While most workers take steps to lessen problems due to digital eyestrain and light sensitivity, there is one solution many aren’t trying: the right eye wear — though that could be due to their employer vision plan not covering it, according to Transitions Optical’s 10th annual “Employee Perceptions of Vision Benefits” survey.
Wakefield Research surveyed 1,300 U.S. workers on behalf of Transitions Optical and found that half of the respondents experience eye fatigue and headaches at work, symptoms of either digital eyestrain or light sensitivity—or both. More than one in three workers have dry eyes and blurred vision other vision-related symptoms.
Digital eyestrain is common for a majority (six in 10) workers, and light sensitivity is experienced by more than half (54 percent)—and most of those say that it negatively impacts their ability to do their job on a regular basis.
The younger generations are especially prone to these problems, with one in five millennials saying they experience digital eyestrain all the time at work, and the same amount of millennials, together with Gen Zers, who say the same about light sensitivity—especially how it negatively impacts their job performance.
“Addressing digital eyestrain and light sensitivity in the workplace is becoming more important than ever for today’s employers — especially with research revealing that 44 percent of employees are more concerned about light sensitivity than they have been in previous years,” says Drew Smith, director, North America channels, Transitions Optical.
How, specifically, does light sensitivity and digital eyestrain impede their work? Four in 10 of all of the respondents say they are less productive than they could be; three in 10 say they are unable to focus; and a third takes more breaks throughout the day.
Most workers say they try to do something about it, including dimming the brightness on their screen, limiting their screen time and dimming lights in their workplace, according to the survey. However, most aren’t wearing the right eyewear covered by many premium vision plans that could greatly help. Just one in five workers wear lenses with anti-reflective or no-glare coatings; one in 10 wear photochromic or adaptive lenses; and one in 10 wear lenses with a blue light filter.
“There are very simple steps employers can take to address these issues–with the most important one being to offer a vision benefits plan that covers eyewear options to alleviate these common visual problems, followed closely by ongoing education about the importance of sight-enhancing eyeglass lens options,” Smith says.

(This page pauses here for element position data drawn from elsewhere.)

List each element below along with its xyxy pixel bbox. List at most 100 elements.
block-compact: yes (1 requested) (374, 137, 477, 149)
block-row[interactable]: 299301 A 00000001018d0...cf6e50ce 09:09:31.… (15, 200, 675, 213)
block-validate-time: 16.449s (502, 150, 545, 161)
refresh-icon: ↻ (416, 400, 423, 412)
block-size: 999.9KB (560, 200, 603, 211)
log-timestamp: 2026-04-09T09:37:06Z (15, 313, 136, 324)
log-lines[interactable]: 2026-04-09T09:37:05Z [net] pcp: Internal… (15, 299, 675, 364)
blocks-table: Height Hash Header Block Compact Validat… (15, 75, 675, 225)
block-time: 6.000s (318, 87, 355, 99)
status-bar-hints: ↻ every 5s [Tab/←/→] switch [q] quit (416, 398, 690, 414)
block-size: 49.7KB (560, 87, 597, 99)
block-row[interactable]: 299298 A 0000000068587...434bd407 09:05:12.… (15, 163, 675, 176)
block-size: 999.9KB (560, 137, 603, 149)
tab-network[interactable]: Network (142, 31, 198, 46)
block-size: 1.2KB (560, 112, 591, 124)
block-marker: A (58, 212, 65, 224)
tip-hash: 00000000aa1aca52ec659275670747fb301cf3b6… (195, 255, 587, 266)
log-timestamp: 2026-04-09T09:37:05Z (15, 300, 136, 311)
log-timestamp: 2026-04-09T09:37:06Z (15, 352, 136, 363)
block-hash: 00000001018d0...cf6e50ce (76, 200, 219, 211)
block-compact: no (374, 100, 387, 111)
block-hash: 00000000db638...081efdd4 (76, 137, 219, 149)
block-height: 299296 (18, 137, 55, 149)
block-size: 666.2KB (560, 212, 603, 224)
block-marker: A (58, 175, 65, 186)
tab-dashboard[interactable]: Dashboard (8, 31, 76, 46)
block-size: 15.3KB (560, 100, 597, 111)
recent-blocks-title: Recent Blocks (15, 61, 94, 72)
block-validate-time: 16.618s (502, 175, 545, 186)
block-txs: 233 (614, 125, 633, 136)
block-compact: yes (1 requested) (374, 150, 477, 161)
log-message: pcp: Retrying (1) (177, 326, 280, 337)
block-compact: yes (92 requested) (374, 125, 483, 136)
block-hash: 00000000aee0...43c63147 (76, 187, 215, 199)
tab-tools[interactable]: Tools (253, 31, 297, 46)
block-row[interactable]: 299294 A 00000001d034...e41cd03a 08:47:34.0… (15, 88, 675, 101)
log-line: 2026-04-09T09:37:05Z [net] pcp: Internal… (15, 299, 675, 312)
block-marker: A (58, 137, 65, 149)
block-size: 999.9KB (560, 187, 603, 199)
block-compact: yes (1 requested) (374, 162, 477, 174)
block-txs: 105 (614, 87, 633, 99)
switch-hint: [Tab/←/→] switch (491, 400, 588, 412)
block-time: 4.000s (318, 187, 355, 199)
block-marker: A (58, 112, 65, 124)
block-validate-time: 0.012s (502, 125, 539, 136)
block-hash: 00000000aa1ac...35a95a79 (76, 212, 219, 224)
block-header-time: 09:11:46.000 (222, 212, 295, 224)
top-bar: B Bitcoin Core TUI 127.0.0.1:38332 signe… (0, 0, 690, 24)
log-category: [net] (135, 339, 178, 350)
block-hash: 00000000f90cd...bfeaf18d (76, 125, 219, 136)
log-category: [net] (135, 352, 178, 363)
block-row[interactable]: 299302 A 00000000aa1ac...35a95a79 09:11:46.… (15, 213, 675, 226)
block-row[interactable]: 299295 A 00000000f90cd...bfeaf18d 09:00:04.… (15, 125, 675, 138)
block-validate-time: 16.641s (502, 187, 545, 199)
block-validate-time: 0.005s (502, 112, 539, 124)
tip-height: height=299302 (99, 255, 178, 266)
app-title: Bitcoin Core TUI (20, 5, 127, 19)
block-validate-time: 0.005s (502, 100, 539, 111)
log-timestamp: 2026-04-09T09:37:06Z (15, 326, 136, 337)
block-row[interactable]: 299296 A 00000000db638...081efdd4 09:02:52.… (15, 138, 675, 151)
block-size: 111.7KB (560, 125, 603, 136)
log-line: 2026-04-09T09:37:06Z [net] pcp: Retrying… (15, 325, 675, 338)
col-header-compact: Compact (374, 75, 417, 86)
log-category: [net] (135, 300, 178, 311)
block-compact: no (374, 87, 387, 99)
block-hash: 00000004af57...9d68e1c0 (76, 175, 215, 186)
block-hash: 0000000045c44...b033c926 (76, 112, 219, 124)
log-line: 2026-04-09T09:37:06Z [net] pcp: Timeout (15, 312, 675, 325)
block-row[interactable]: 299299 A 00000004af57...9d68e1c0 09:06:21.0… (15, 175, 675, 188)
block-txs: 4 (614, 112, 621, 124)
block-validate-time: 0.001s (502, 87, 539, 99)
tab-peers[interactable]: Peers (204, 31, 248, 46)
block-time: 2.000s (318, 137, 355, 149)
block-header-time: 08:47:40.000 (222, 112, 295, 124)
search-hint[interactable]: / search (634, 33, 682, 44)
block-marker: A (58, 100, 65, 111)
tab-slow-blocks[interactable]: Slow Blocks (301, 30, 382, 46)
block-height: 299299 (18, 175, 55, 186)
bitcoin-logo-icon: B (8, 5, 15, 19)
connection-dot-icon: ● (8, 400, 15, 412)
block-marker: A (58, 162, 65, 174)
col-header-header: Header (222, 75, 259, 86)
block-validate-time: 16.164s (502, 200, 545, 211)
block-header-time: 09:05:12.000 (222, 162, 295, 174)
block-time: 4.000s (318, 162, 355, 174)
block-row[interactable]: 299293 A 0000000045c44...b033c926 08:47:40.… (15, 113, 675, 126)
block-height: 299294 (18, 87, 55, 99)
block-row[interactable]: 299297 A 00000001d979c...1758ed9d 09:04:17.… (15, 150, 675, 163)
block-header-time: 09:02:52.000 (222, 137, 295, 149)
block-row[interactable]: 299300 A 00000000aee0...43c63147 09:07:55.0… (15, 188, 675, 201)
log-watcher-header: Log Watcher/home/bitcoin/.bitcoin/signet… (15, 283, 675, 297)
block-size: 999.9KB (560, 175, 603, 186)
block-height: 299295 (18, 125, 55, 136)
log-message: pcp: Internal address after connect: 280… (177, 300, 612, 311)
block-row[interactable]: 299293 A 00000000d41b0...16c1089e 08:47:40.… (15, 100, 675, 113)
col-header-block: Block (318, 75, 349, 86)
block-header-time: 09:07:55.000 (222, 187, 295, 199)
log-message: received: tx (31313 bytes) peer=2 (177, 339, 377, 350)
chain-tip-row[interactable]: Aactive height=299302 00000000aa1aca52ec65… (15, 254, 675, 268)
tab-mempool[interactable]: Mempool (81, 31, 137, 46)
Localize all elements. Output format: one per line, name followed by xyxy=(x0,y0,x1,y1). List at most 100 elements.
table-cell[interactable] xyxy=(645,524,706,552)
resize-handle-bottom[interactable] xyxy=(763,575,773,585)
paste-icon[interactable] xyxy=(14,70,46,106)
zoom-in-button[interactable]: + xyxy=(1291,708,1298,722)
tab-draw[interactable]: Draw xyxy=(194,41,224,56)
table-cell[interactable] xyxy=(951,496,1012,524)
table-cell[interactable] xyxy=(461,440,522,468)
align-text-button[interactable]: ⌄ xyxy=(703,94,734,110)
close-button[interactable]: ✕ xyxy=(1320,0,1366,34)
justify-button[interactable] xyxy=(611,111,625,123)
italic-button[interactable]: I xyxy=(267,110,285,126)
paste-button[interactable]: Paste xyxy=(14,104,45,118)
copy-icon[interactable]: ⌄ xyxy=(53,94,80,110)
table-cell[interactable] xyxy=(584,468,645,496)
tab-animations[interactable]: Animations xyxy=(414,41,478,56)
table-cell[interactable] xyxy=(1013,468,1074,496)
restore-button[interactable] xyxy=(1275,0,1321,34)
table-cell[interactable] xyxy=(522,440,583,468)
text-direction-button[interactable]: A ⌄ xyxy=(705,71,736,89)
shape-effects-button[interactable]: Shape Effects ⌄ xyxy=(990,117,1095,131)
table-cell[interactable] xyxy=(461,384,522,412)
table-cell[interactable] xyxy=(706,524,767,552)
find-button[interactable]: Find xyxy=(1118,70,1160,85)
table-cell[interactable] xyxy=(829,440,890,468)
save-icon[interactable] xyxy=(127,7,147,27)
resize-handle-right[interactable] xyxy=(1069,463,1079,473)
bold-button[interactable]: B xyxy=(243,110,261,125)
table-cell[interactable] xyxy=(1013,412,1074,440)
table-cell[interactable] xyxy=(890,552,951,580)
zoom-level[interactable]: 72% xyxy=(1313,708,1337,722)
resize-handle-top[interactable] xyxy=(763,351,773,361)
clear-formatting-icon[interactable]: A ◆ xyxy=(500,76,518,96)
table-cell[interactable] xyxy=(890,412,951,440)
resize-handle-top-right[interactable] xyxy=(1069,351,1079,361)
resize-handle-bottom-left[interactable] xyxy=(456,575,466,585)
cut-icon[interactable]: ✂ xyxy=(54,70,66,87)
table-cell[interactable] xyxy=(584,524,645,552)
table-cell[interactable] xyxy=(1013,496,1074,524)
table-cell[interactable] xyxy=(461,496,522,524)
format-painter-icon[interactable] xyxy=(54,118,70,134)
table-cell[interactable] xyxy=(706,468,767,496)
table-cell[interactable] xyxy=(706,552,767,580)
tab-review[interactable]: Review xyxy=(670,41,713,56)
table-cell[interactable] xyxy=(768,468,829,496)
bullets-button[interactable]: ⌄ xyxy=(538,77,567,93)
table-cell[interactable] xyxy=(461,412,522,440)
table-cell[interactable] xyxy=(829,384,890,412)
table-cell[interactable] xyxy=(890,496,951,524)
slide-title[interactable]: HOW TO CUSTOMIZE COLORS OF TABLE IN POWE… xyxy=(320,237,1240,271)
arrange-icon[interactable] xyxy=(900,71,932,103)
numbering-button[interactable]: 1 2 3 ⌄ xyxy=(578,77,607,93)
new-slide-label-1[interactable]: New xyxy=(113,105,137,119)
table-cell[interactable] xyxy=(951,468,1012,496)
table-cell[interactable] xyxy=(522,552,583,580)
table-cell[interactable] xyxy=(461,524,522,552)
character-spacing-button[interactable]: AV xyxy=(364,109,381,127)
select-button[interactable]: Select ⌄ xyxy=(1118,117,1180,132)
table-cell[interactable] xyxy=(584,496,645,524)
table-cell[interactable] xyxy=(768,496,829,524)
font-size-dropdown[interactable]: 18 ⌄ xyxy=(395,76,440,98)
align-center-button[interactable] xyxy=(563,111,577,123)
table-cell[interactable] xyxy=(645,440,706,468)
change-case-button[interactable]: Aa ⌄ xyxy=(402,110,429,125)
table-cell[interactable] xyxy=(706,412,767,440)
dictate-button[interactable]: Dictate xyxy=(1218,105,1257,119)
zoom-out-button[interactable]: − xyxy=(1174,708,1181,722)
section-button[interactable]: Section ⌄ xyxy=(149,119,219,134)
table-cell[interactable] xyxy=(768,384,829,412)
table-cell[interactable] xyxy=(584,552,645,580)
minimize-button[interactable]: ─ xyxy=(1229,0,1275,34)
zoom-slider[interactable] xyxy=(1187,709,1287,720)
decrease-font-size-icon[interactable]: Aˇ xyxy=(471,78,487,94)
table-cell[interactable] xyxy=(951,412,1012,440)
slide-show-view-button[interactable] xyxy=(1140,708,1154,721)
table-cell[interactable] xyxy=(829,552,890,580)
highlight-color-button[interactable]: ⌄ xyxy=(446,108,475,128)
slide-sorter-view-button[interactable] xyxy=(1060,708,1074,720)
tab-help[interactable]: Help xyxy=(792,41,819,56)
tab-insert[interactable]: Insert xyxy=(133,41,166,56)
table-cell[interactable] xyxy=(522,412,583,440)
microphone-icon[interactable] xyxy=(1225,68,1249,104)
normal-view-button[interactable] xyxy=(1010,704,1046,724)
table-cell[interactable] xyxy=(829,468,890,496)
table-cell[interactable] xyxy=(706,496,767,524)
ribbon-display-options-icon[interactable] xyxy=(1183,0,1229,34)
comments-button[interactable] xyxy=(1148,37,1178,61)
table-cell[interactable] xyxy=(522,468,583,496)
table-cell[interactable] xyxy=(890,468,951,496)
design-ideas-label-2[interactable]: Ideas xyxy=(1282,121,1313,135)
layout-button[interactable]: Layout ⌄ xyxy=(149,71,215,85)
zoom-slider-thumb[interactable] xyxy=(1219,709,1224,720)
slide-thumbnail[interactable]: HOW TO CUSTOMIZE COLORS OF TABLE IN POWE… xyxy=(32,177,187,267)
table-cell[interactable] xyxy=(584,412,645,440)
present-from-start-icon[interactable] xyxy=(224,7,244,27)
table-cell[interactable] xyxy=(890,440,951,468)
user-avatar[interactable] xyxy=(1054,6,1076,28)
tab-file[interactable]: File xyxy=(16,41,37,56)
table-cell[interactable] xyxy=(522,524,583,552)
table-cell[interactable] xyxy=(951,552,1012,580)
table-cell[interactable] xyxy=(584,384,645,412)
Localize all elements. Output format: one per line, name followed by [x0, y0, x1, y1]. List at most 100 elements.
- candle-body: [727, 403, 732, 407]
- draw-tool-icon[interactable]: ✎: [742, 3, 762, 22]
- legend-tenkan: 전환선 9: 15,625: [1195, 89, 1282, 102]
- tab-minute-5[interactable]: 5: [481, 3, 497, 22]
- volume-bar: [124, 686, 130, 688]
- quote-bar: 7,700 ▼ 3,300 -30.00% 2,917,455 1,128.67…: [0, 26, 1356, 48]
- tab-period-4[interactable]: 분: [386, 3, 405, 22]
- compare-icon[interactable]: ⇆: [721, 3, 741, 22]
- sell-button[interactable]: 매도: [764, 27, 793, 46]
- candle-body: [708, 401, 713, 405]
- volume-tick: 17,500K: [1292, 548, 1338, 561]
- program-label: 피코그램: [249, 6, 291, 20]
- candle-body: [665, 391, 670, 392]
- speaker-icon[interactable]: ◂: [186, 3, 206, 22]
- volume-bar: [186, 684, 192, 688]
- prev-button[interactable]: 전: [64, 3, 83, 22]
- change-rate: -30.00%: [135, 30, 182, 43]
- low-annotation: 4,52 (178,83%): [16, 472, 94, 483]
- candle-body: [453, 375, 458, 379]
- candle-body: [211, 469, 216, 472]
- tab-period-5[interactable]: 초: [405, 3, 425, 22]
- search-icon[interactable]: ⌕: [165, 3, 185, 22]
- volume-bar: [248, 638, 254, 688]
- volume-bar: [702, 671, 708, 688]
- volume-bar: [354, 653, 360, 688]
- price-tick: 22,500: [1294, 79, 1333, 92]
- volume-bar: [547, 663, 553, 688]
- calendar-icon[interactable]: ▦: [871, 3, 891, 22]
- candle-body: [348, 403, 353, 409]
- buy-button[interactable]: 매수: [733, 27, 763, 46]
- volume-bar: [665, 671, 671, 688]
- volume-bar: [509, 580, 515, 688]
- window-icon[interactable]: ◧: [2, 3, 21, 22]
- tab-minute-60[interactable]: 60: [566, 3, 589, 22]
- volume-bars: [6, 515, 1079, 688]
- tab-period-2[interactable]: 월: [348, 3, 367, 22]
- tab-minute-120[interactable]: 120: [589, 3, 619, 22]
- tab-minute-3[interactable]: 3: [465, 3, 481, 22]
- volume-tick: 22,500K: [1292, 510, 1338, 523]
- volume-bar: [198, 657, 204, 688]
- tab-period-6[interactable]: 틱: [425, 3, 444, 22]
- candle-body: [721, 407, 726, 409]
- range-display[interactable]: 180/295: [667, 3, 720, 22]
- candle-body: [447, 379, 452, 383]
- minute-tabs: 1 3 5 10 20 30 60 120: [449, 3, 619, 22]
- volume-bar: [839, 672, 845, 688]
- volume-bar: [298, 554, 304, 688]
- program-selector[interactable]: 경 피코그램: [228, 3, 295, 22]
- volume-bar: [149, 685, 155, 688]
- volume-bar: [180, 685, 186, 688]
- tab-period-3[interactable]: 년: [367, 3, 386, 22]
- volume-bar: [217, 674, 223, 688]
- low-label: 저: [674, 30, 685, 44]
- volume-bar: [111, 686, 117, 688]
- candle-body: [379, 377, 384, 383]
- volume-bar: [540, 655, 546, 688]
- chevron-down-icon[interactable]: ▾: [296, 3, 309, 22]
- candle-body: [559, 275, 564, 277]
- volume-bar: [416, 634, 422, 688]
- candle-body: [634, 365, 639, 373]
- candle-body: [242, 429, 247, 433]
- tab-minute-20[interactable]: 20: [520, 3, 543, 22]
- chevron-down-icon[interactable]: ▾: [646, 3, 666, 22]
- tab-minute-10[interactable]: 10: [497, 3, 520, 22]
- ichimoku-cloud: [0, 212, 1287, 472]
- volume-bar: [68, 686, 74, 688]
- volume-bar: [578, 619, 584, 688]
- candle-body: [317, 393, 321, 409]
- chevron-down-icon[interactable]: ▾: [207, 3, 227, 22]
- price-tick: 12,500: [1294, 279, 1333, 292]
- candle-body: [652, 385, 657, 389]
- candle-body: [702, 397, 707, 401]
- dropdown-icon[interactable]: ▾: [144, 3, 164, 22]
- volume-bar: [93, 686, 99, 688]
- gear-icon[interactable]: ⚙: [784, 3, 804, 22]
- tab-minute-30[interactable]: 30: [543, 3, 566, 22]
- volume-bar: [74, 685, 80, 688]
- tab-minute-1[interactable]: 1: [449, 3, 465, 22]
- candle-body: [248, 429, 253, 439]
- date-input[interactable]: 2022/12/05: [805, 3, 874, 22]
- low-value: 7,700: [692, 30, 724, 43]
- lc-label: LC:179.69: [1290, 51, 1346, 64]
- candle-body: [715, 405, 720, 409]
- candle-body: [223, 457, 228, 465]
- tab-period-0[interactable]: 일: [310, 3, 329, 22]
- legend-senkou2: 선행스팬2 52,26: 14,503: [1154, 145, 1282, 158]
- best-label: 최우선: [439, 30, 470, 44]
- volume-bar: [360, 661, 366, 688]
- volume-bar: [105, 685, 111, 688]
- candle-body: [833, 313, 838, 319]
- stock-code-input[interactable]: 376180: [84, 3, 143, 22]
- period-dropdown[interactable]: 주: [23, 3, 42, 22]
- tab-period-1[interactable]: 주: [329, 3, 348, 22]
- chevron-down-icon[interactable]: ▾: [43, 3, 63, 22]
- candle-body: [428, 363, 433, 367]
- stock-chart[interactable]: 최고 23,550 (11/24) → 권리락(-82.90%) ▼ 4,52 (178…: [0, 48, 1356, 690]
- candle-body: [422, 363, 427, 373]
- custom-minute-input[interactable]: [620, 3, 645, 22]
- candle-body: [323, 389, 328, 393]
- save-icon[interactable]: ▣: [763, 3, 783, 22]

Employers that offer premium lens options can possibly win over more talent, as 94 percent of the survey respondents say that premium lens options are important to them. They particularly would like to have scratch-resistant lenses (73 percent of respondents); anti-reflective or no-glare coatings (71 percent); photochromic lenses (43 percent); and blue light protection (35 percent).
Apparently, brand names matter: a majority (64 percent) say it’s important that their vision plan covers authentic Transitions brand lenses, as opposed to other photochromic brands.